The Hiring Incentives to Restore Employment (HIRE) Act imposes additional reporting and disclosure requirements for taxpayers with any interest in a “specified foreign financial asset” if the aggregate value of all such assets exceeds $50,000. These reporting requirements apply to any domestic entity which holds “specified foreign financial assets” directly or indirectly, as if the entity were an individual taxpayer.  The reporting provision applies to tax years beginning after March 18, 2010.
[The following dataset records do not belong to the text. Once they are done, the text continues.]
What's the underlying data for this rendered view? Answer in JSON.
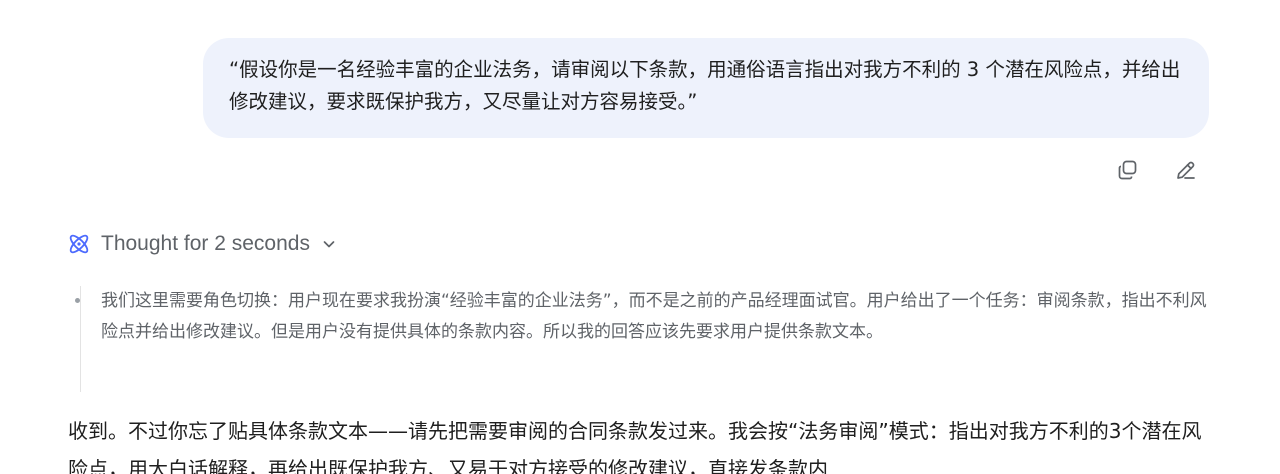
{
  "user_message": {
    "text": "“假设你是一名经验丰富的企业法务，请审阅以下条款，用通俗语言指出对我方不利的 3 个潜在风险点，并给出修改建议，要求既保护我方，又尽量让对方容易接受。”"
  },
  "message_actions": {
    "copy_icon": "copy-icon",
    "edit_icon": "edit-pencil-icon"
  },
  "thought": {
    "header_label": "Thought for 2 seconds",
    "icon": "atom-icon",
    "toggle_icon": "chevron-down-icon",
    "content": "我们这里需要角色切换：用户现在要求我扮演“经验丰富的企业法务”，而不是之前的产品经理面试官。用户给出了一个任务：审阅条款，指出不利风险点并给出修改建议。但是用户没有提供具体的条款内容。所以我的回答应该先要求用户提供条款文本。"
  },
  "assistant_answer": {
    "text": "收到。不过你忘了贴具体条款文本——请先把需要审阅的合同条款发过来。我会按“法务审阅”模式：指出对我方不利的3个潜在风险点，用大白话解释，再给出既保护我方、又易于对方接受的修改建议，直接发条款内"
  },
  "colors": {
    "bubble_bg": "#eef2fc",
    "accent_blue": "#4d6bfe",
    "muted_text": "#5f6368"
  }
}
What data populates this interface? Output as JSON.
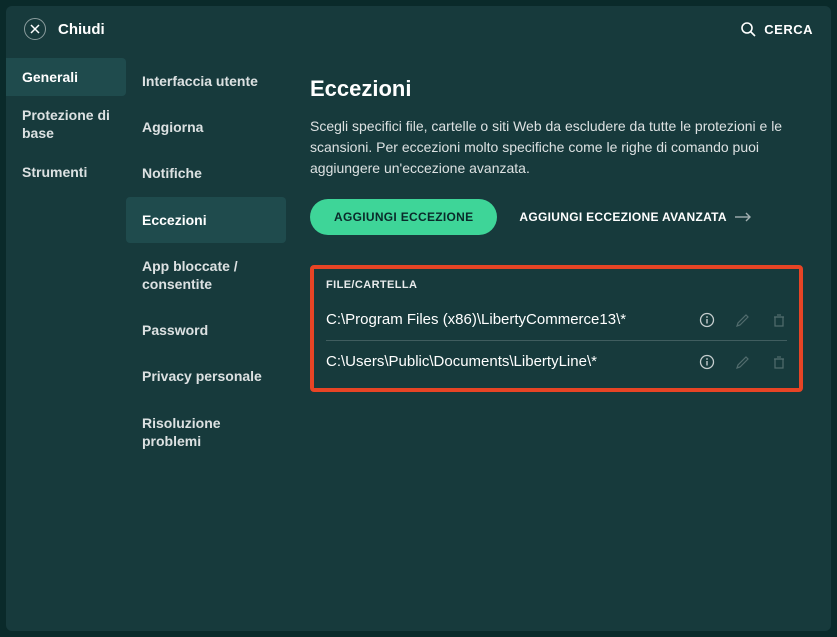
{
  "titlebar": {
    "close_label": "Chiudi",
    "search_label": "CERCA"
  },
  "sidebar_primary": {
    "items": [
      {
        "label": "Generali",
        "active": true
      },
      {
        "label": "Protezione di base",
        "active": false
      },
      {
        "label": "Strumenti",
        "active": false
      }
    ]
  },
  "sidebar_secondary": {
    "items": [
      {
        "label": "Interfaccia utente",
        "active": false
      },
      {
        "label": "Aggiorna",
        "active": false
      },
      {
        "label": "Notifiche",
        "active": false
      },
      {
        "label": "Eccezioni",
        "active": true
      },
      {
        "label": "App bloccate / consentite",
        "active": false
      },
      {
        "label": "Password",
        "active": false
      },
      {
        "label": "Privacy personale",
        "active": false
      },
      {
        "label": "Risoluzione problemi",
        "active": false
      }
    ]
  },
  "content": {
    "title": "Eccezioni",
    "description": "Scegli specifici file, cartelle o siti Web da escludere da tutte le protezioni e le scansioni. Per eccezioni molto specifiche come le righe di comando puoi aggiungere un'eccezione avanzata.",
    "add_button": "AGGIUNGI ECCEZIONE",
    "add_advanced": "AGGIUNGI ECCEZIONE AVANZATA",
    "list_header": "FILE/CARTELLA",
    "rows": [
      {
        "path": "C:\\Program Files (x86)\\LibertyCommerce13\\*"
      },
      {
        "path": "C:\\Users\\Public\\Documents\\LibertyLine\\*"
      }
    ]
  },
  "colors": {
    "accent": "#3ed598",
    "highlight_border": "#e74425",
    "background": "#173a3c"
  }
}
For purposes of the additional reporting and disclosure requirements, a specified foreign financial asset is:

  • any financial account maintained by a foreign financial institution;
  • any of the following assets which are not held in an account maintained by a financial institution:
    • any stock or security issued by a person other than a U.S. person;
    • any financial instrument or contract held for investment that has an issuer or countertparty which is other than a U.S.person; and
    • any interest in a foreign entity.

The required information varies depending on the type of specified foreign financial asset. Therefore, taxpayers with an interest in:

  • foreign bank accounts must provide the name and address of the financial institution where the account is maintained, and the account number;
  • foreign-issued stocks and securities must provide the name and address of the issuer, and all pertinent information that allows the class or issue of such stock or security to be identified; and
  • foreign instruments, contracts, or entities must provide the names and addresses of all foreign issuers and counterparties, the maximum value of the asset during the tax year, and all pertinent information required to identify the foreign asset.

The HIRE Act also requires a withholding agent to deduct and withhold a tax equal to 30 percent on any withholdable payment made to a foreign financial institution if the foreign financial institution does not meet certain requirements. There are exceptions and special rules in situations where there is an agreement in effect between the financial institution and the Secretary of the Treasury.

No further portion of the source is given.